La ronce et Genève (07/01/2012)

ronce.jpgA quoi servent les ronces? A la fin de l'été, elles livrent de succulents fruits noirs, les mures. Livrer est un euphémisme, car pour en profiter, il ne faut pas craindre les méchantes piqures de cet épineux.

La ronce a une autre vertu qu'on a oublié jusque dans nos campagnes. La ronce est le berceau de la forêt. Elle protège les jeunes plants de la gourmandise des chèvres. Et la forêt est une usine à humus. Or nous sommes devenus pauvres en humus.

Jamais on m'a enseigné ces choses durant mes études d'agronomie à Zurich. Je suis issu de ces fermiers pionniers et de cette agriculture productiviste, qui, pas encore sortie de l'étatisme hérité de la guerre, s'était jetée sur les engrais synthétiques et n'avait qu'une idée en tête: arracher les ronces, défricher les haies, assécher les marais, abattre les arbres, autant d'obstacles à l'avancement du tracteur et privaient les humains de bonnes terres à blé.

Exercice réussi: l'Europe regorge de lait, de blé, de fruits, de pomme de terre, de sucre, d'huile et de viande de qualité et bon marché. Au point que régulièrement les surplus doivent être éliminés à grands frais. Souvent dans les pays du sud où ces produits concurrencent l'agriculture locale et alimentent des trafics.

L'envers de la médaille, c'est qu'on n'a un peu trop considéré le sol pour ses apports uniquement physiques: enracinement, apport d'eau et de sels minéraux. Les sols les plus fragiles manifestent des pertes d'humus, des phénomènes de colmatage, d'asphyxie. La vie microbienne souffre et la fertilité naturelle en pâtit. J'ai retourné l'an dernier la terre d'un ancien jardin recouvert d'herbe pendant des années. Cette terre meuble et grumeleuse s'est révélée d'une incroyable fertilité par rapport au reste du potager.

Reste à transformer l'essai en plein champ et à trouver un modèle économique qui assure une nourriture bon marché pour tous à un prix rémunérateur pour les paysans.
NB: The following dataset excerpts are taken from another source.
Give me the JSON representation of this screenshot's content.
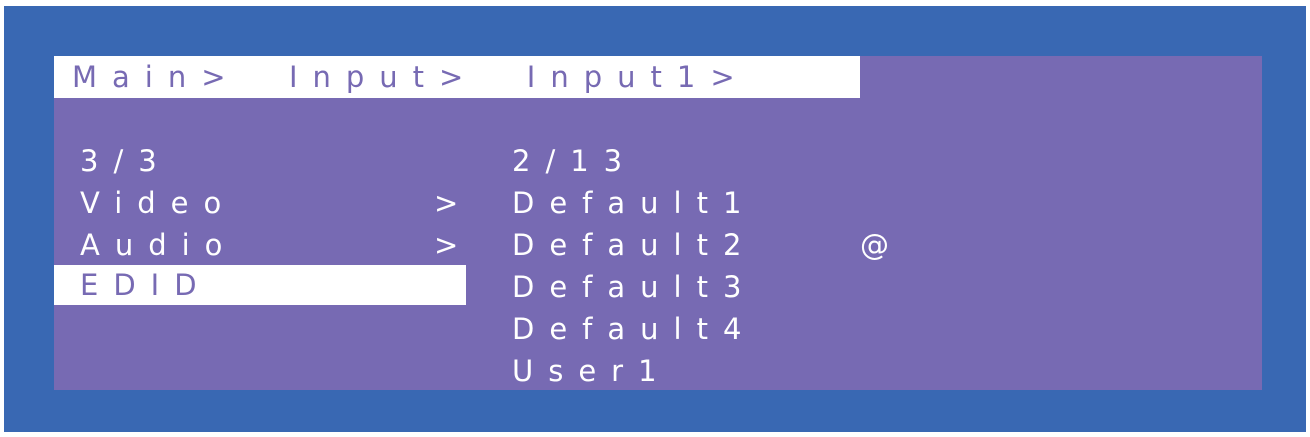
{
  "breadcrumb": "Main>  Input>  Input1>",
  "left_column": {
    "page_counter": "3/3",
    "items": [
      {
        "label": "Video",
        "arrow": ">"
      },
      {
        "label": "Audio",
        "arrow": ">"
      },
      {
        "label": "EDID",
        "arrow": ">",
        "selected": true
      }
    ]
  },
  "right_column": {
    "page_counter": "2/13",
    "items": [
      {
        "label": "Default1",
        "marker": ""
      },
      {
        "label": "Default2",
        "marker": "@"
      },
      {
        "label": "Default3",
        "marker": ""
      },
      {
        "label": "Default4",
        "marker": ""
      },
      {
        "label": "User1",
        "marker": ""
      }
    ]
  },
  "colors": {
    "bezel": "#3968b3",
    "screen": "#776ab3",
    "text": "#ffffff",
    "highlight": "#ffffff"
  }
}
Depuis pas mal de temps, des pionniers chantent les vertus de la culture sans labour. Le 21 janvier prochain les paysans genevois entendront Frédéric Thomas un des papes de ce mode de culture.

D'autres replantent des haies des arbres: 50 arbres par hectare, ont dit ce matin Alain Canet, directeur de l’association "Arbre et paysage 32", président de l’AFAF (association française d’agroforesterie) et Jack Delozzo, agriculteur agroforestier, dans l'émission Terre à Terre sur France culture.

A quel prix? Le modèle économique n'est pas encore inventé. Actuellement, il ne tient qu'à coup de subventions ce qui veut dire pour les paysans beaucoup de contrôles administratifs. Sans doute est-ce un mal nécessaire, car tout le monde ne peut pas se payer les fruits de l'agriculture de conservation.